Consonant sounds that are made in the front of the mouth, such as M, N, P, B T or D are the easiest to pronounce, which is why Mama, Dada and Baba are often among your child's first words. Sounds made by placing the tongue in a certain position, such as L, R, S, and Th -- as in the word "the" -- are harder and more likely to be mispronounced or dropped from words. Your toddler might, for example, say "Top" instead of "Stop." Consonants in the middle of words are harder to pronounce than the same letters at the beginning or end of a word.
Typical Mastery of Consonants
By age 3, most kids can enunciate the P, B, M, N, D, G and H sounds. By age 4, most kids have mastered the K, T, Th, F, V, Ng, J and Ch sounds. Correct pronunciation of Sh and Zh, however, usually occurs by age 5, but your little chatterbox might be closer to age 7 before she consistently gets the L, R, S and voiceless Th -- as in the word "thin" -- to sound right most of the time.
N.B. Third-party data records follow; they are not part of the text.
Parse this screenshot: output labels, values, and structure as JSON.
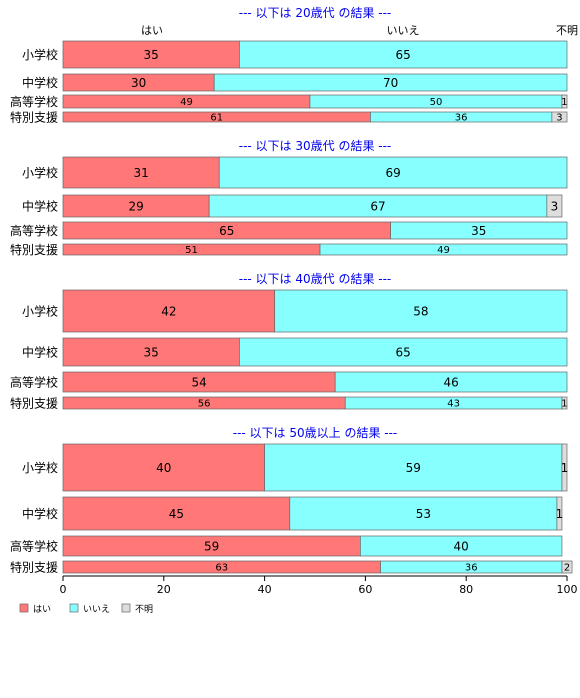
{
  "chart_data": {
    "type": "bar",
    "orientation": "horizontal",
    "stacked": true,
    "percent_stacked": true,
    "top_labels": [
      "はい",
      "いいえ",
      "不明"
    ],
    "categories": [
      "小学校",
      "中学校",
      "高等学校",
      "特別支援"
    ],
    "xlim": [
      0,
      100
    ],
    "xticks": [
      "0",
      "20",
      "40",
      "60",
      "80",
      "100"
    ],
    "legend_placement": "bottom-left",
    "colors": {
      "yes": "#ff7777",
      "no": "#88ffff",
      "unknown": "#dddddd",
      "title": "#0000ee"
    },
    "legend": [
      {
        "key": "yes",
        "label": "はい"
      },
      {
        "key": "no",
        "label": "いいえ"
      },
      {
        "key": "unknown",
        "label": "不明"
      }
    ],
    "panels": [
      {
        "title": "--- 以下は 20歳代 の結果 ---",
        "rows": [
          {
            "category": "小学校",
            "values": [
              35,
              65,
              0
            ],
            "labels": [
              "35",
              "65",
              ""
            ]
          },
          {
            "category": "中学校",
            "values": [
              30,
              70,
              0
            ],
            "labels": [
              "30",
              "70",
              ""
            ]
          },
          {
            "category": "高等学校",
            "values": [
              49,
              50,
              1
            ],
            "labels": [
              "49",
              "50",
              "1"
            ]
          },
          {
            "category": "特別支援",
            "values": [
              61,
              36,
              3
            ],
            "labels": [
              "61",
              "36",
              "3"
            ]
          }
        ]
      },
      {
        "title": "--- 以下は 30歳代 の結果 ---",
        "rows": [
          {
            "category": "小学校",
            "values": [
              31,
              69,
              0
            ],
            "labels": [
              "31",
              "69",
              ""
            ]
          },
          {
            "category": "中学校",
            "values": [
              29,
              67,
              3
            ],
            "labels": [
              "29",
              "67",
              "3"
            ]
          },
          {
            "category": "高等学校",
            "values": [
              65,
              35,
              0
            ],
            "labels": [
              "65",
              "35",
              ""
            ]
          },
          {
            "category": "特別支援",
            "values": [
              51,
              49,
              0
            ],
            "labels": [
              "51",
              "49",
              ""
            ]
          }
        ]
      },
      {
        "title": "--- 以下は 40歳代 の結果 ---",
        "rows": [
          {
            "category": "小学校",
            "values": [
              42,
              58,
              0
            ],
            "labels": [
              "42",
              "58",
              ""
            ]
          },
          {
            "category": "中学校",
            "values": [
              35,
              65,
              0
            ],
            "labels": [
              "35",
              "65",
              ""
            ]
          },
          {
            "category": "高等学校",
            "values": [
              54,
              46,
              0
            ],
            "labels": [
              "54",
              "46",
              ""
            ]
          },
          {
            "category": "特別支援",
            "values": [
              56,
              43,
              1
            ],
            "labels": [
              "56",
              "43",
              "1"
            ]
          }
        ]
      },
      {
        "title": "--- 以下は 50歳以上 の結果 ---",
        "rows": [
          {
            "category": "小学校",
            "values": [
              40,
              59,
              1
            ],
            "labels": [
              "40",
              "59",
              "1"
            ]
          },
          {
            "category": "中学校",
            "values": [
              45,
              53,
              1
            ],
            "labels": [
              "45",
              "53",
              "1"
            ]
          },
          {
            "category": "高等学校",
            "values": [
              59,
              40,
              0
            ],
            "labels": [
              "59",
              "40",
              ""
            ]
          },
          {
            "category": "特別支援",
            "values": [
              63,
              36,
              2
            ],
            "labels": [
              "63",
              "36",
              "2"
            ]
          }
        ]
      }
    ]
  }
}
As adorable as it might seem, it's better not to repeat your child's enunciation errors back to her. It's also not a good idea to put too much emphasis on her mispronunciations. Use the word properly in a sentence. For example, if she says, "Muk, peez" instead of "Milk, please," say back to her, "Here's your milk. And thank you for saying ''please.'" Don't drill your toddler to get her to pronounce words correctly, but model the correct pronunciation, instead. Don't laugh at her mispronunciations; toddlers are smart, and if she thinks she's got a sure-fire way to get your attention, she'll keep repeating the mistake instead of correcting it.
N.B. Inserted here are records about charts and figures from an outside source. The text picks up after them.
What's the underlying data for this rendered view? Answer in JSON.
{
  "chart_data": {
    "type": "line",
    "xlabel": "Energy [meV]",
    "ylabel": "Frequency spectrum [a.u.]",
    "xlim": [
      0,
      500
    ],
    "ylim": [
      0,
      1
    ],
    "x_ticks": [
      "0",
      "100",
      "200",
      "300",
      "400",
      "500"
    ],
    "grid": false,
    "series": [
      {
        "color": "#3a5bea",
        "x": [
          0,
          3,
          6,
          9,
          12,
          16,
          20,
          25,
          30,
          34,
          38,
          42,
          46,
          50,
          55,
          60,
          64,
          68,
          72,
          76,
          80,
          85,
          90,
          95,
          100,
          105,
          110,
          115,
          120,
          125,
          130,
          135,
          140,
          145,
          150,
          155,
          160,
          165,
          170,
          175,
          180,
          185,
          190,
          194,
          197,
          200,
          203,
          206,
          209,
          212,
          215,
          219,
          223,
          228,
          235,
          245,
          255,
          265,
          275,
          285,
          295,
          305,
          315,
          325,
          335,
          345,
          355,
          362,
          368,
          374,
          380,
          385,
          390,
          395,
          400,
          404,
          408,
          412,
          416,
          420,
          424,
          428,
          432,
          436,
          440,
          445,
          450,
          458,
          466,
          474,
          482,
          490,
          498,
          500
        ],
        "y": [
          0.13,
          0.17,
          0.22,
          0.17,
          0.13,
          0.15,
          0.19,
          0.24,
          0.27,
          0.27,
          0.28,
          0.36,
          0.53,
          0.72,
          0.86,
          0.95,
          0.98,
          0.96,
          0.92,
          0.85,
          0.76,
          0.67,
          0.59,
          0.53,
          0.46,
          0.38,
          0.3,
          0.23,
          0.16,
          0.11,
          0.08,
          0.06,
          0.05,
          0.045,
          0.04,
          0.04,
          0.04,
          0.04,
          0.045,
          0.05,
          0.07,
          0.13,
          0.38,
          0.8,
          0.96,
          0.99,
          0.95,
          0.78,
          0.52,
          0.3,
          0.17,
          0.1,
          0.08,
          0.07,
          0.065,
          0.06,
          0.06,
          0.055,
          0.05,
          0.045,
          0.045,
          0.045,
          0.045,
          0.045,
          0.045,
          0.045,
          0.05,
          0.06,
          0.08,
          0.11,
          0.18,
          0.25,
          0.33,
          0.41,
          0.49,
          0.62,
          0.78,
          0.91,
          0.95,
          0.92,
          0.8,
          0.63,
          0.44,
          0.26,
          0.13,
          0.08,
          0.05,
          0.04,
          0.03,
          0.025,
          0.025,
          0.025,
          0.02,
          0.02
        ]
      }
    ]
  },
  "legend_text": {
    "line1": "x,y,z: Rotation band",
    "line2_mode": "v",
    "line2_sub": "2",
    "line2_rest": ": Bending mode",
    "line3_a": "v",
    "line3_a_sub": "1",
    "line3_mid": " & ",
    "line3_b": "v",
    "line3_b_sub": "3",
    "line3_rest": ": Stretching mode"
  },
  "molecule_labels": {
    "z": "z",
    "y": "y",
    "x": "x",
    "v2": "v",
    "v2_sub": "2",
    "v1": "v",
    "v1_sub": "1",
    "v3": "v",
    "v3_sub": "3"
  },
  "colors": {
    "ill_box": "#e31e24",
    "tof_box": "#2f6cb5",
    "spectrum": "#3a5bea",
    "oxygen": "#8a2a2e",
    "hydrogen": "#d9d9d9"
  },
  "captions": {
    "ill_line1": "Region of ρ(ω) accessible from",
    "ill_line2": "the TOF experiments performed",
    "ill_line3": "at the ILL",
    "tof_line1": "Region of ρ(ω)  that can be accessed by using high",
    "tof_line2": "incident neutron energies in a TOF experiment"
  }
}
If your toddler's speech remains garbled or difficult to understand compared to other kids her age, consider having her hearing checked. If the problem isn't in her ears, consider working having her work with a speech therapist. While kids often outgrow typical pronunciation problems, the more pronunciation errors she makes, the less likely she is to outgrow them without professional help.Your local school system of early education system might offer free speech therapy after evaluating your toddler's speech. At home, keep modeling proper pronunciation and don't make your child self-conscious about her speech.